Brazil’s Lula poised to complete political resurrection

By Manuel Perez Bella

Sao Paulo, Oct 26 (EFE).- The political career of Brazil’s Luiz Inacio Lula da Silva, an icon of the Latin American left who was a highly popular president from 2003 to 2010, appeared to be over when he was convicted of corruption and imprisoned in 2018.

But the Supreme Court annulled those convictions last year on jurisdictional grounds and cleared the way for him to run for a third term in office – a race that will conclude when he faces off against incumbent right-wing populist Jair Bolsonaro in Sunday’s runoff.

Lula received a whopping 57 million votes on Oct. 2, a record for a first round of voting in Brazil. Yet he garnered fewer than 50 percent of all ballots, and his 5.2-percentage-point advantage over Bolsonaro was surprisingly narrow.

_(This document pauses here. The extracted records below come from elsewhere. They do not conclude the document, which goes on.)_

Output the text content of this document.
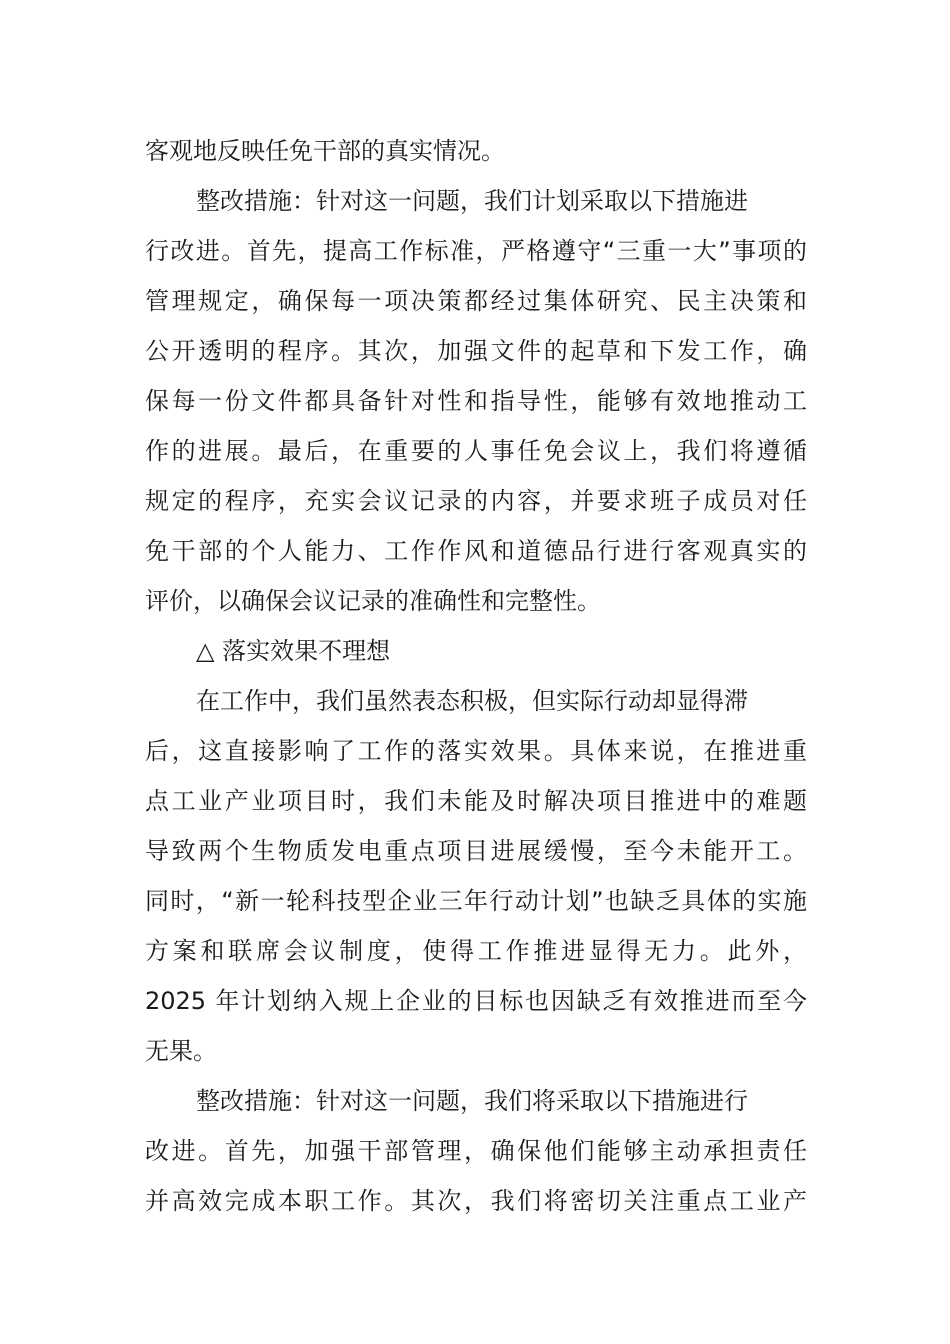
客观地反映任免干部的真实情况。
整改措施：针对这一问题，我们计划采取以下措施进
行改进。首先，提高工作标准，严格遵守“三重一大”事项的
管理规定，确保每一项决策都经过集体研究、民主决策和
公开透明的程序。其次，加强文件的起草和下发工作，确
保每一份文件都具备针对性和指导性，能够有效地推动工
作的进展。最后，在重要的人事任免会议上，我们将遵循
规定的程序，充实会议记录的内容，并要求班子成员对任
免干部的个人能力、工作作风和道德品行进行客观真实的
评价，以确保会议记录的准确性和完整性。
△ 落实效果不理想
在工作中，我们虽然表态积极，但实际行动却显得滞
后，这直接影响了工作的落实效果。具体来说，在推进重
点工业产业项目时，我们未能及时解决项目推进中的难题
导致两个生物质发电重点项目进展缓慢，至今未能开工。
同时，“新一轮科技型企业三年行动计划”也缺乏具体的实施
方案和联席会议制度，使得工作推进显得无力。此外，
2025 年计划纳入规上企业的目标也因缺乏有效推进而至今
无果。
整改措施：针对这一问题，我们将采取以下措施进行
改进。首先，加强干部管理，确保他们能够主动承担责任
并高效完成本职工作。其次，我们将密切关注重点工业产
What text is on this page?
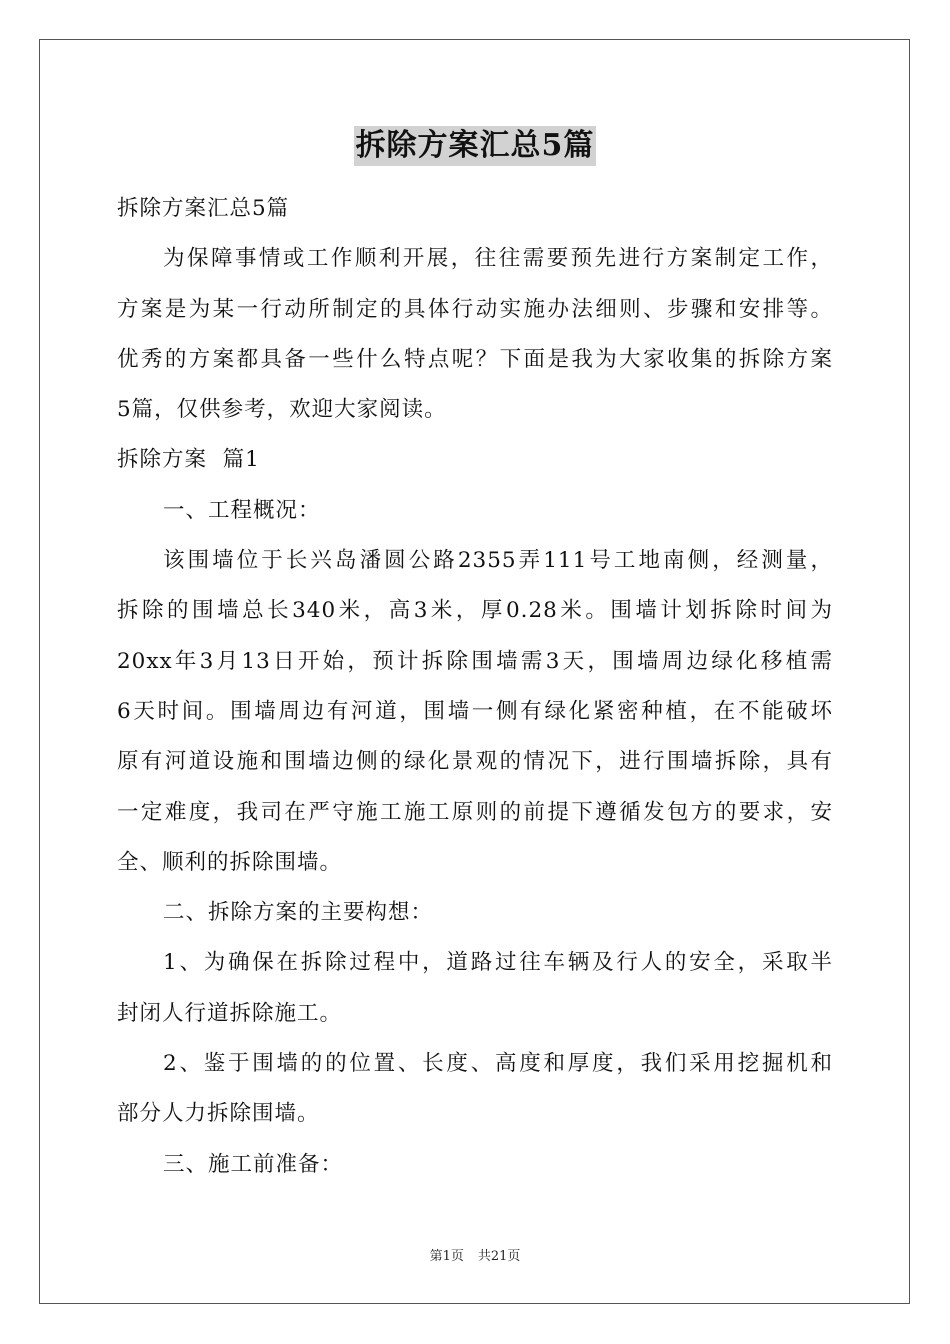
拆除方案汇总5篇
拆除方案汇总5篇
为保障事情或工作顺利开展，往往需要预先进行方案制定工作，
方案是为某一行动所制定的具体行动实施办法细则、步骤和安排等。
优秀的方案都具备一些什么特点呢？下面是我为大家收集的拆除方案
5篇，仅供参考，欢迎大家阅读。
拆除方案  篇1
一、工程概况：
该围墙位于长兴岛潘圆公路2355弄111号工地南侧，经测量，
拆除的围墙总长340米，高3米，厚0.28米。围墙计划拆除时间为
20xx年3月13日开始，预计拆除围墙需3天，围墙周边绿化移植需
6天时间。围墙周边有河道，围墙一侧有绿化紧密种植，在不能破坏
原有河道设施和围墙边侧的绿化景观的情况下，进行围墙拆除，具有
一定难度，我司在严守施工施工原则的前提下遵循发包方的要求，安
全、顺利的拆除围墙。
二、拆除方案的主要构想：
1、为确保在拆除过程中，道路过往车辆及行人的安全，采取半
封闭人行道拆除施工。
2、鉴于围墙的的位置、长度、高度和厚度，我们采用挖掘机和
部分人力拆除围墙。
三、施工前准备：
第1页 共21页
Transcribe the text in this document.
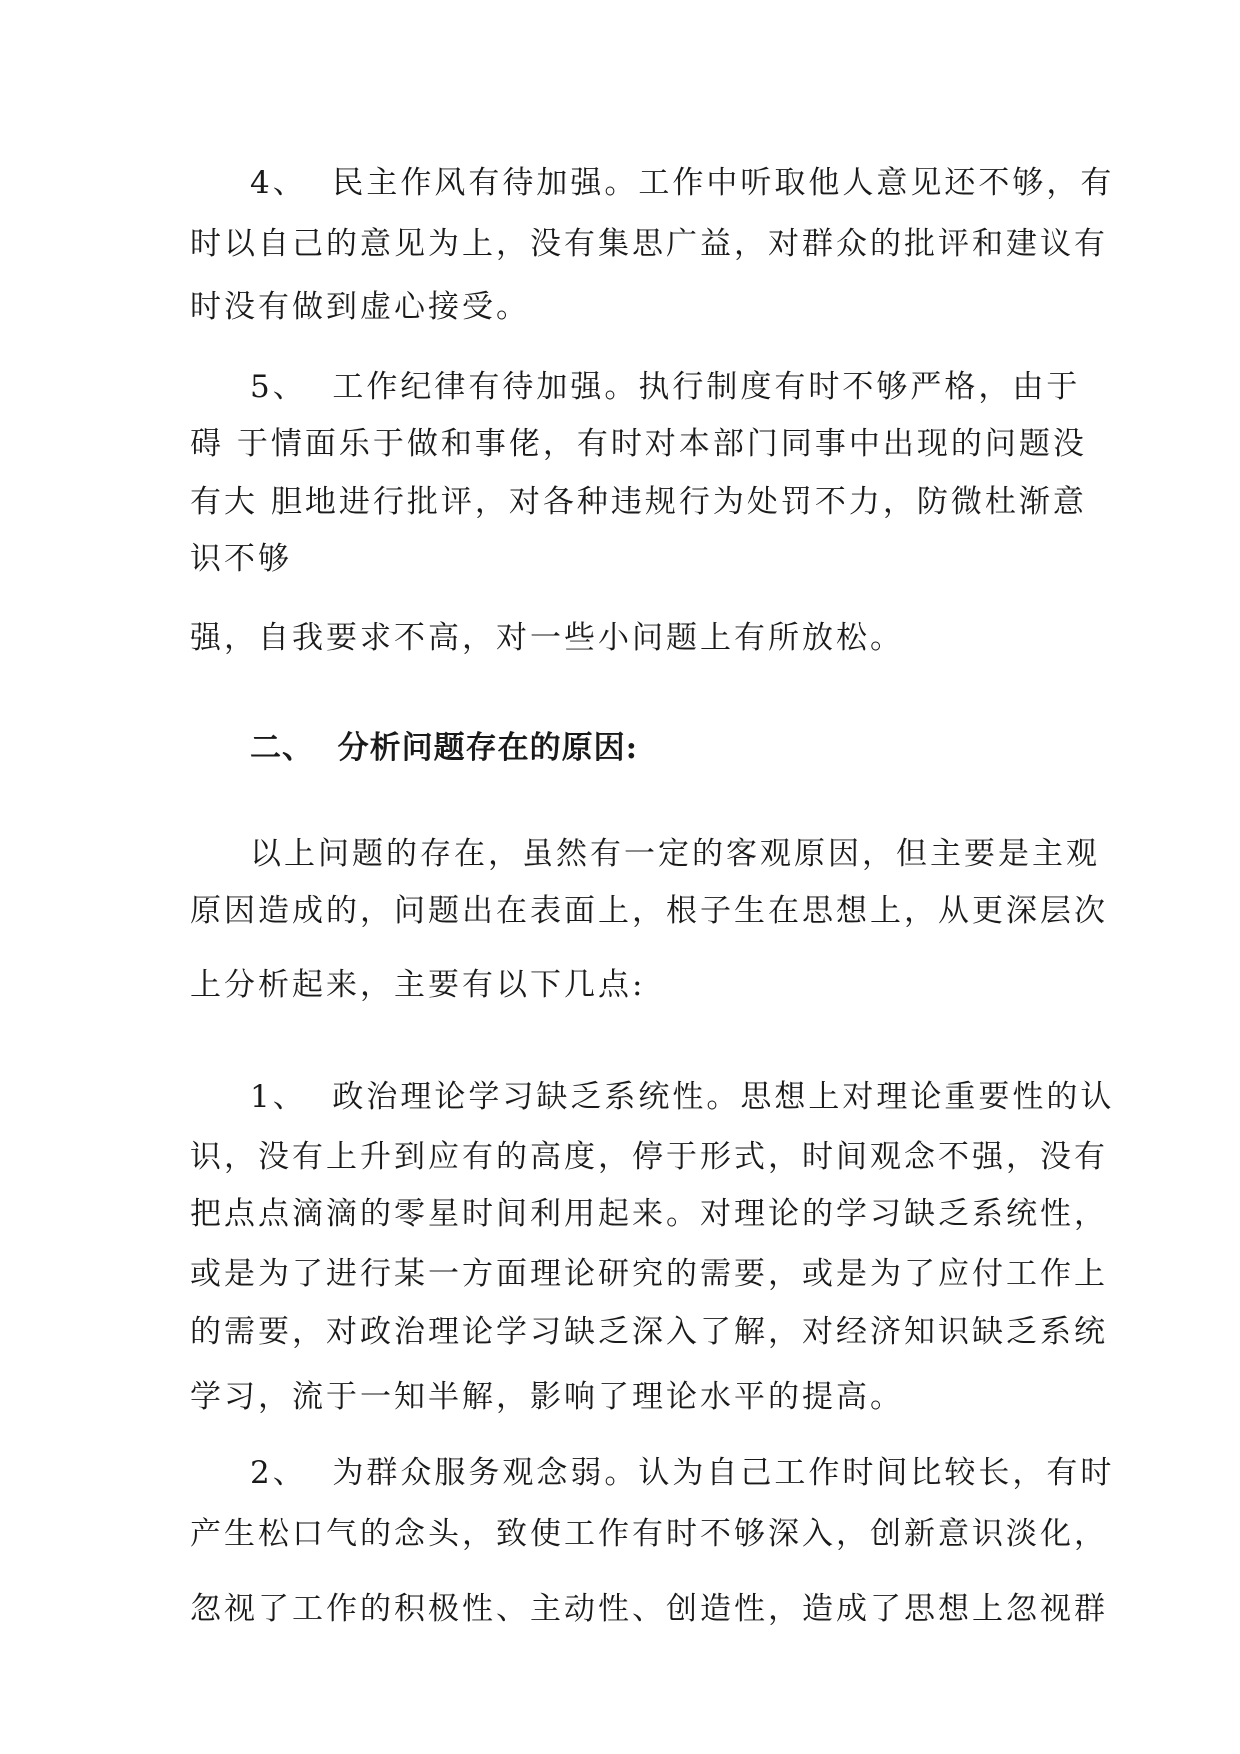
4、  民主作风有待加强。工作中听取他人意见还不够，有
时以自己的意见为上，没有集思广益，对群众的批评和建议有
时没有做到虚心接受。
5、  工作纪律有待加强。执行制度有时不够严格，由于
碍 于情面乐于做和事佬，有时对本部门同事中出现的问题没
有大 胆地进行批评，对各种违规行为处罚不力，防微杜渐意
识不够
强，自我要求不高，对一些小问题上有所放松。
二、  分析问题存在的原因:
以上问题的存在，虽然有一定的客观原因，但主要是主观
原因造成的，问题出在表面上，根子生在思想上，从更深层次
上分析起来，主要有以下几点:
1、  政治理论学习缺乏系统性。思想上对理论重要性的认
识，没有上升到应有的高度，停于形式，时间观念不强，没有
把点点滴滴的零星时间利用起来。对理论的学习缺乏系统性，
或是为了进行某一方面理论研究的需要，或是为了应付工作上
的需要，对政治理论学习缺乏深入了解，对经济知识缺乏系统
学习，流于一知半解，影响了理论水平的提高。
2、  为群众服务观念弱。认为自己工作时间比较长，有时
产生松口气的念头，致使工作有时不够深入，创新意识淡化，
忽视了工作的积极性、主动性、创造性，造成了思想上忽视群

Born in the impoverished small town of Caetes in the northeastern state of Pernambuco, Lula’s humble beginnings are his greatest political asset because voters know that he himself suffered the privations now facing some 66 million Brazilians, roughly a third of the population.

The leftist former lathe operator and union leader first won Brazil’s highest office 20 years ago and implemented Fome Zero (Zero Hunger) and other programs that lifted tens of millions of people out of extreme poverty.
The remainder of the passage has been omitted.